Trustworthy AI – A Market-Driven approach
Market-driven approach to achieving more dependable AI performance and guardrails through shared responsibility and liability
For more than 30 years, software companies have asked users to agree to a license before using their products. Most people click “accept” without reading the fine print. These licenses usually protect the software company from being held responsible if something goes wrong. For traditional software, this arrangement mostly worked. That software was predictable: if you entered the same information, you got the same result every time. Experts call this “deterministic” behavior.
Artificial intelligence is different, but it is being sold under the same old rules.
AI systems are not predictable in the same way. They are “non-deterministic,” meaning the same question can produce different answers at different times. This happens because the data AI relies on changes, grows, or is interpreted differently each time the system is queried.
We already know that AI can cause real harm. It can present false information as if it were reliable. It can produce results tuned to please you rather than give a complete response. Its output can damage a company’s reputation, hurt customers, or create financial losses in unexpected ways.
Despite this, AI companies often rely on the same click-through licenses that shield them from responsibility. Many users accept these terms without realizing how different AI really is.
As large companies begin using AI at scale, this imbalance needs to be corrected. Responsibility for AI-related harm should be shared between the companies that build AI systems and the companies that use them.
The insurance industry is well positioned to make this happen through a practical, market-based approach—one that reduces risk, lowers costs, and creates new business opportunities for insurers.
Here is how such a system could work.
AI developers and the companies that use their systems, and who already work under two-party contracts via the click license or customized equivalent, would enter into a modified version of that two-party contract.

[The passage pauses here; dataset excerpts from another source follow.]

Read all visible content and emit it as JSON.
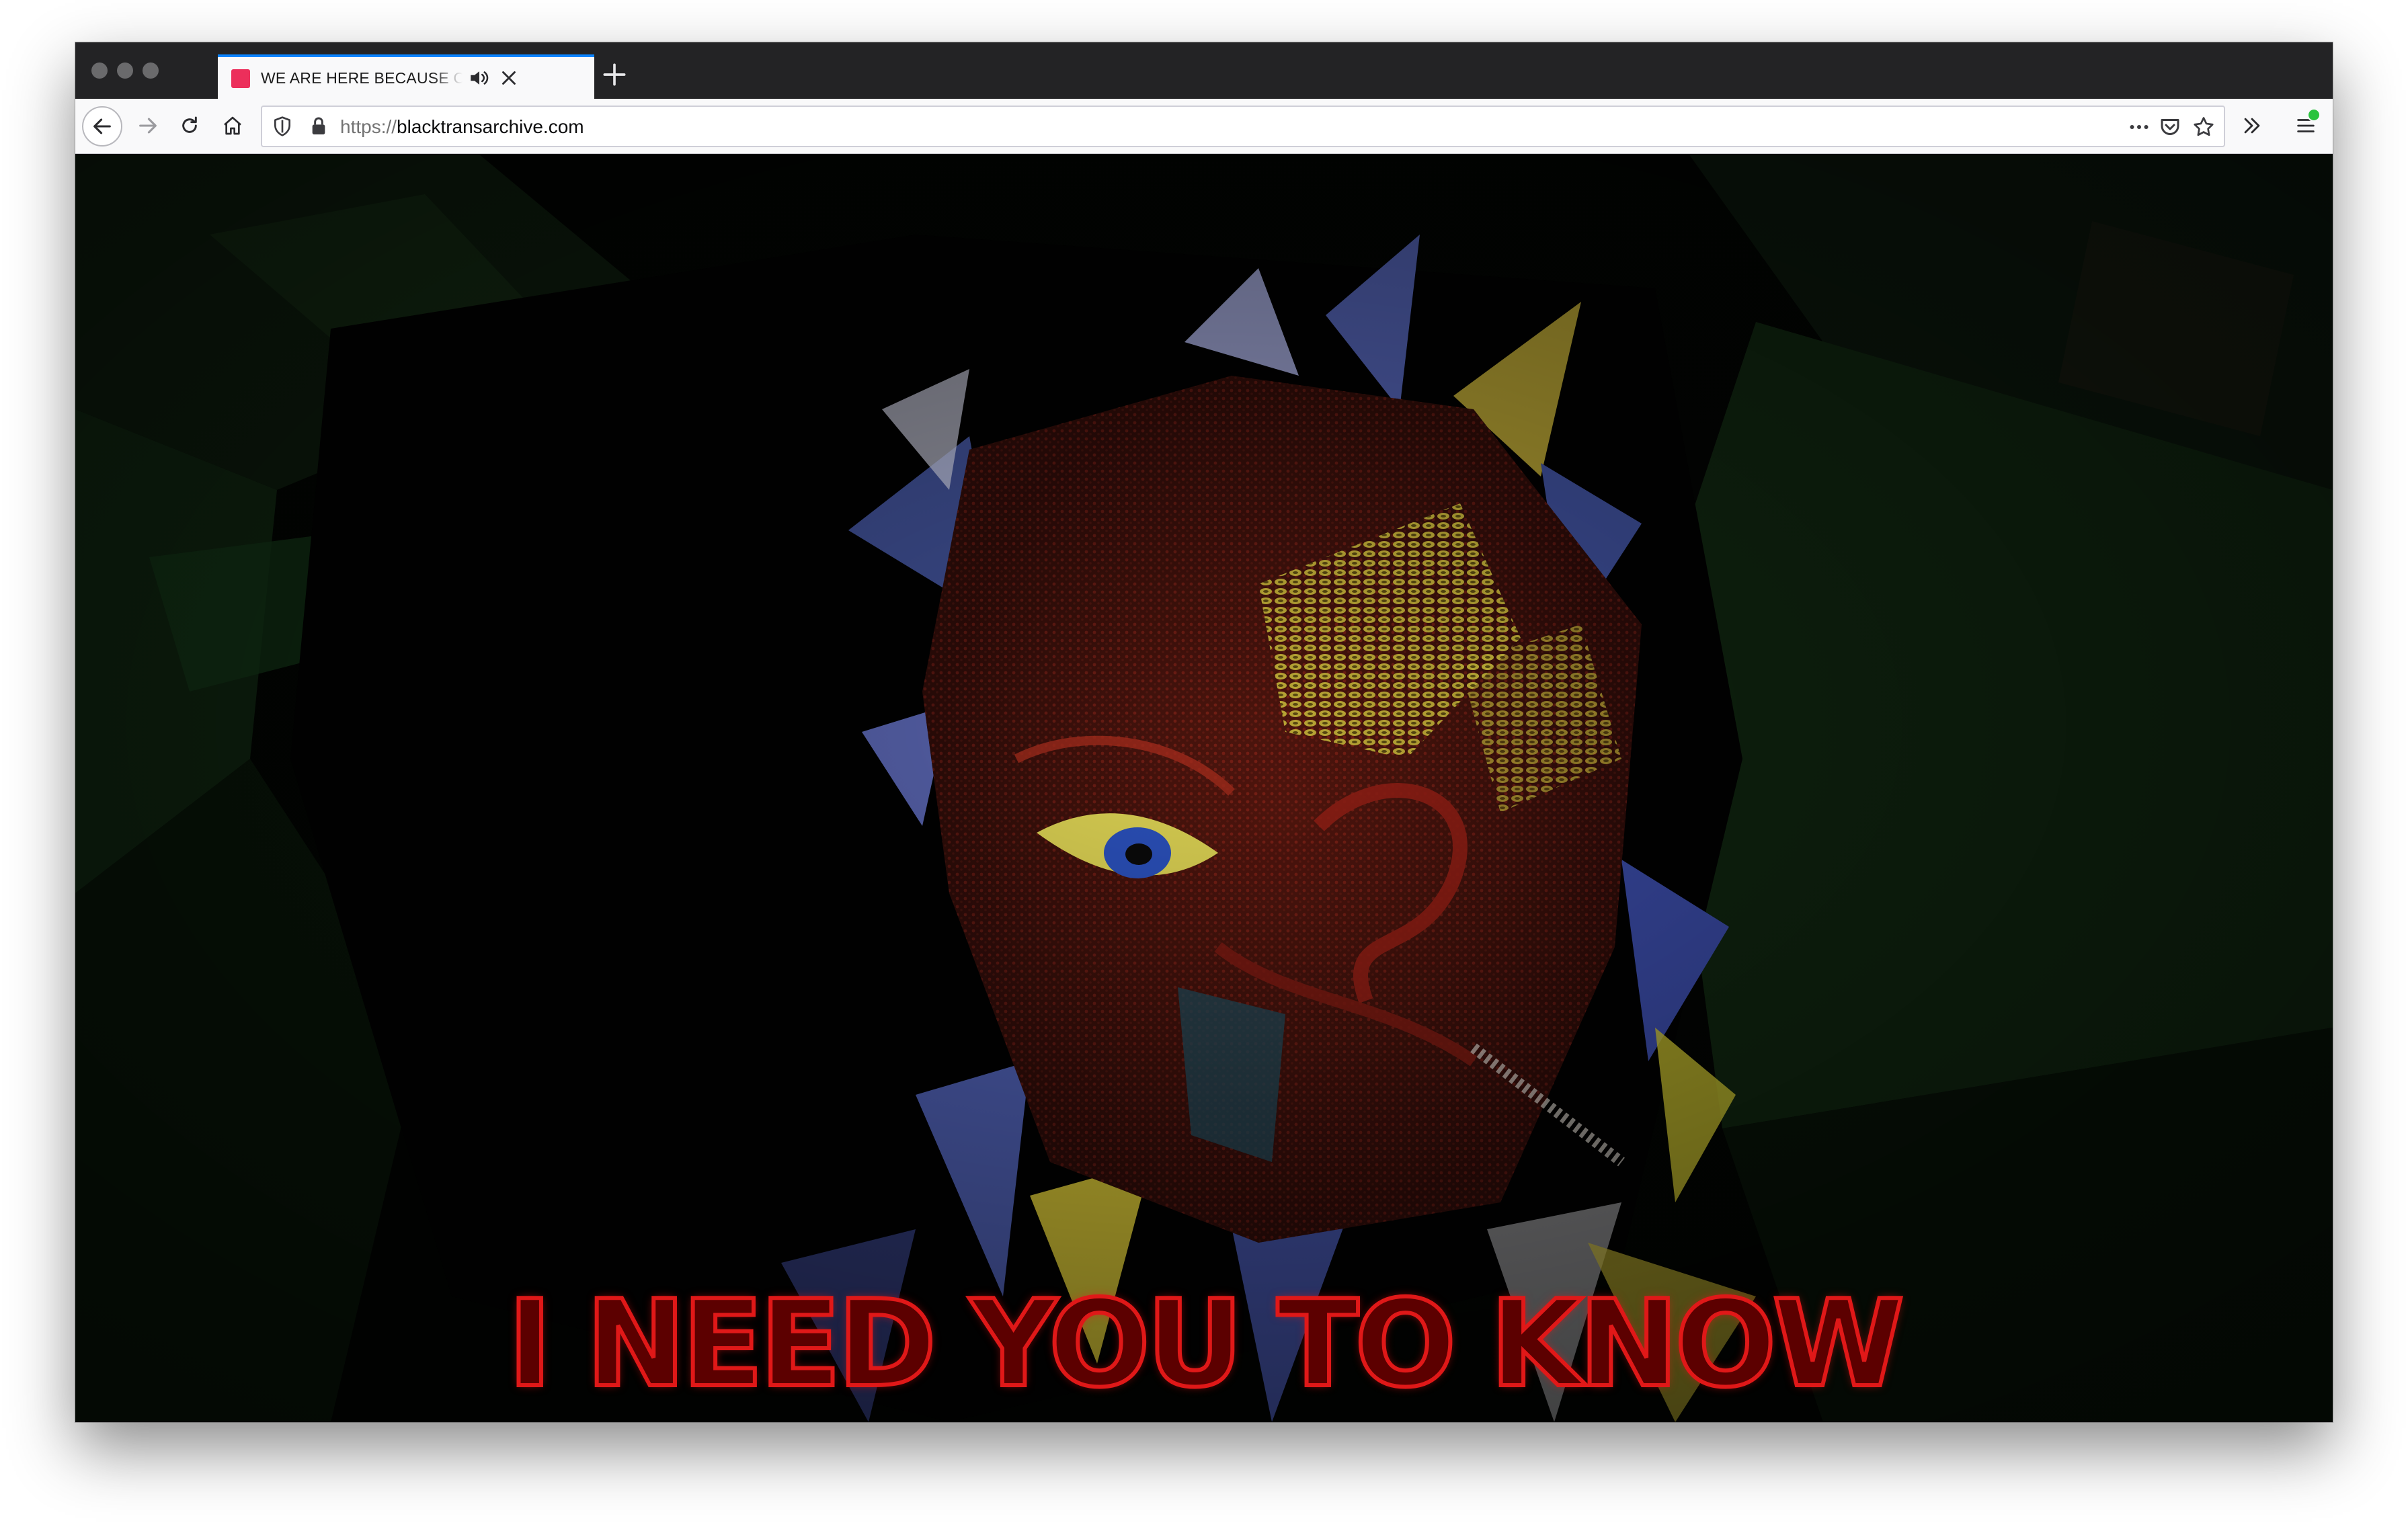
{
  "browser": {
    "tab": {
      "title": "WE ARE HERE BECAUSE OF",
      "favicon_color": "#ec2f5b",
      "audio_icon": "speaker-icon",
      "close_icon": "close-icon"
    },
    "new_tab_icon": "plus-icon",
    "nav": {
      "back_icon": "arrow-left-icon",
      "forward_icon": "arrow-right-icon",
      "reload_icon": "reload-icon",
      "home_icon": "home-icon"
    },
    "url": {
      "protocol": "https://",
      "host": "blacktransarchive.com"
    },
    "url_actions": [
      "more-dots-icon",
      "pocket-icon",
      "star-icon"
    ],
    "overflow_icon": "double-chevron-right-icon",
    "menu_icon": "hamburger-menu-icon",
    "menu_badge_color": "#2ac33e",
    "accent_color": "#0a84ff"
  },
  "page": {
    "caption": "I NEED YOU TO KNOW",
    "caption_fill_color": "#5c0000",
    "caption_outline_color": "#e01818",
    "background_color": "#020402"
  }
}
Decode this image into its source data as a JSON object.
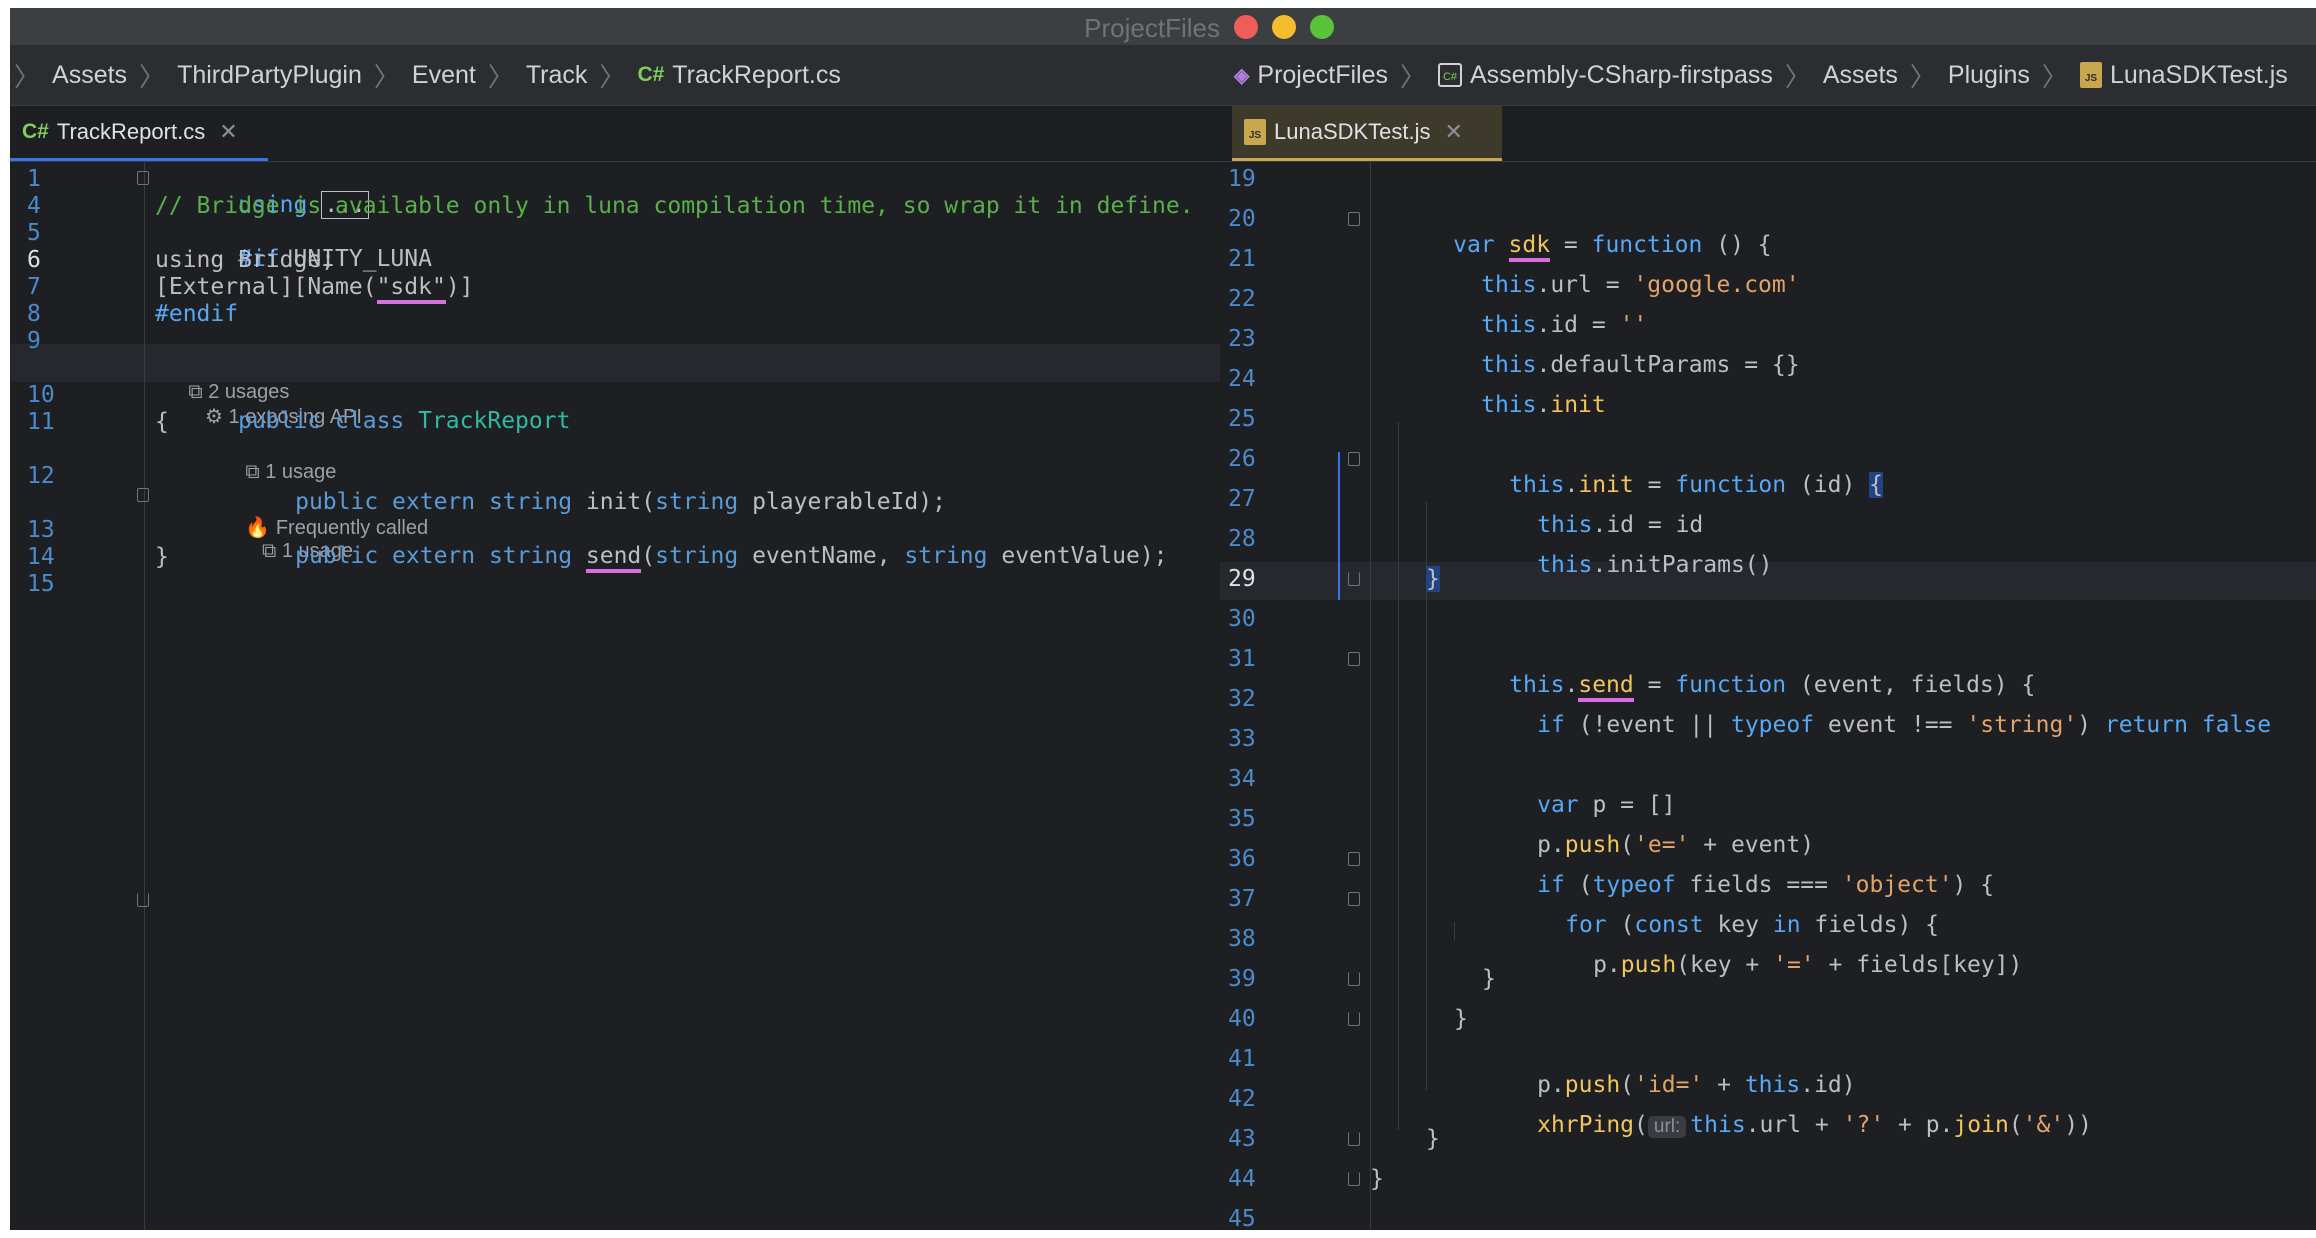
{
  "left_window": {
    "title": "ProjectFiles",
    "breadcrumbs": [
      "Assets",
      "ThirdPartyPlugin",
      "Event",
      "Track",
      "TrackReport.cs"
    ],
    "file_icon": "C#",
    "tab": {
      "label": "TrackReport.cs",
      "icon": "C#"
    },
    "lines": [
      {
        "n": "1",
        "text": "using ..."
      },
      {
        "n": "4",
        "text": "// Bridge is available only in luna compilation time, so wrap it in define."
      },
      {
        "n": "5",
        "text": "#if UNITY_LUNA"
      },
      {
        "n": "6",
        "text": "using Bridge;"
      },
      {
        "n": "7",
        "text": "[External][Name(\"sdk\")]"
      },
      {
        "n": "8",
        "text": "#endif"
      },
      {
        "n": "9",
        "text": ""
      },
      {
        "n": "10",
        "text": "public class TrackReport"
      },
      {
        "n": "11",
        "text": "{"
      },
      {
        "n": "12",
        "text": "public extern string init(string playerableId);"
      },
      {
        "n": "13",
        "text": "public extern string send(string eventName, string eventValue);"
      },
      {
        "n": "14",
        "text": "}"
      },
      {
        "n": "15",
        "text": ""
      }
    ],
    "lenses": {
      "class_usages": "2 usages",
      "class_api": "1 exposing API",
      "init_usages": "1 usage",
      "send_frequent": "Frequently called",
      "send_usages": "1 usage"
    }
  },
  "right_window": {
    "breadcrumbs": [
      "ProjectFiles",
      "Assembly-CSharp-firstpass",
      "Assets",
      "Plugins",
      "LunaSDKTest.js"
    ],
    "tab": {
      "label": "LunaSDKTest.js",
      "icon": "JS"
    },
    "lines": [
      {
        "n": "19",
        "text": ""
      },
      {
        "n": "20",
        "text": "var sdk = function () {"
      },
      {
        "n": "21",
        "text": "this.url = 'google.com'"
      },
      {
        "n": "22",
        "text": "this.id = ''"
      },
      {
        "n": "23",
        "text": "this.defaultParams = {}"
      },
      {
        "n": "24",
        "text": "this.init"
      },
      {
        "n": "25",
        "text": ""
      },
      {
        "n": "26",
        "text": "this.init = function (id) {"
      },
      {
        "n": "27",
        "text": "this.id = id"
      },
      {
        "n": "28",
        "text": "this.initParams()"
      },
      {
        "n": "29",
        "text": "}"
      },
      {
        "n": "30",
        "text": ""
      },
      {
        "n": "31",
        "text": "this.send = function (event, fields) {"
      },
      {
        "n": "32",
        "text": "if (!event || typeof event !== 'string') return false"
      },
      {
        "n": "33",
        "text": ""
      },
      {
        "n": "34",
        "text": "var p = []"
      },
      {
        "n": "35",
        "text": "p.push('e=' + event)"
      },
      {
        "n": "36",
        "text": "if (typeof fields === 'object') {"
      },
      {
        "n": "37",
        "text": "for (const key in fields) {"
      },
      {
        "n": "38",
        "text": "p.push(key + '=' + fields[key])"
      },
      {
        "n": "39",
        "text": "}"
      },
      {
        "n": "40",
        "text": "}"
      },
      {
        "n": "41",
        "text": "p.push('id=' + this.id)"
      },
      {
        "n": "42",
        "text": "xhrPing(url: this.url + '?' + p.join('&'))"
      },
      {
        "n": "43",
        "text": "}"
      },
      {
        "n": "44",
        "text": "}"
      },
      {
        "n": "45",
        "text": ""
      }
    ],
    "param_hint": "url:"
  }
}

That contract would require regular quality checks focused on unusual or extreme situations—often called “outlier cases.” These are scenarios that may be rare but could cause serious harm if the AI behaves badly.
The best people to design these outlier tests are subject-matter experts inside the user company. They understand what is normal for their business and what could realistically go wrong in the future. Outside consultants could help guide the process, but they should not be involved in defining the scenarios themselves. The AI developer also should be excluded from designing the tests, since it would not be in their interest to uncover weaknesses in their own product.
If an outlier test shows that the AI produces a harmful result, both parties would be required to act. Within an agreed time frame, they would adjust their systems to reduce the chances of that harm happening again. The user company would first review how it is using the AI. If fixing the local setup is not enough, the AI developer would then evaluate whether changes to the underlying platform are needed. The developer would also need to consider how any fixes might affect other customers.
Why would either side agree to this additional work?
The answer is insurance and liability. If harm occurs and a lawsuit follows, both companies could show that they took reasonable, documented steps to prevent problems. Courts tend to view these “good faith efforts” favorably, especially if an independent auditing firm corroborates the effort. Insurance companies, seeing that the risk of harm is lower, should respond by offering reduced AI liability premiums to both the developer and the user. Once one insurance company does this to differentiate their product and strive for competitive advantage, others will follow.
In this way, the insurance industry could become an unexpected driver of safer and more trustworthy AI. Over time, consumers would benefit from AI systems that are more reliable and less likely to cause harm.
This approach could be used anywhere in the world. Because it relies on contracts between two parties, it does not depend on local regulations or international standards. It could operate in the United States, Europe, China, or elsewhere, and could later be incorporated into broader local, regional, and global standards if desired.
Some AI developers may argue that this system would slow or “stifle” innovation. In reality, it would encourage a different kind of innovation: building AI systems that meet clear performance and responsibility requirements. Once one developer adopts this approach, it becomes a competitive advantage. Similarly, once an insurer offers lower premiums for companies that follow these practices, adoption would accelerate across the market. So the response to AI developers is; by claiming innovation would be stifled through this approach, you are working to stifle innovation of more responsible AI.
This model also addresses ethical concerns without debating ethics directly. Laws reflect a society’s shared values, and insurance pricing reflects the cost of breaking those laws. By designing contracts that reduce legal risk, ethical behavior is built into the system automatically.
One of the greatest risks of AI today is not just what it tells us, but what it does not tell us. An AI system may withhold information because it lacks the data, because it is trying to please the user, or because its creators intentionally shaped it to promote a particular agenda. That last possibility is especially dangerous, as it turns AI into a tool for manipulation.
By moving away from one-sided click-through licenses and toward shared responsibility between AI developers and users, we can spread and reduce the risks as AI plays a larger role in our lives. This shared-liability approach offers a practical path toward safer, more dependable AI for everyone. It also rebalances the power to shape our AI future; from the few AI platform developers who are motivated to shape the platforms to serve their own interests, towards a contract with shared responsibility empowering their customer base and the global community of AI users.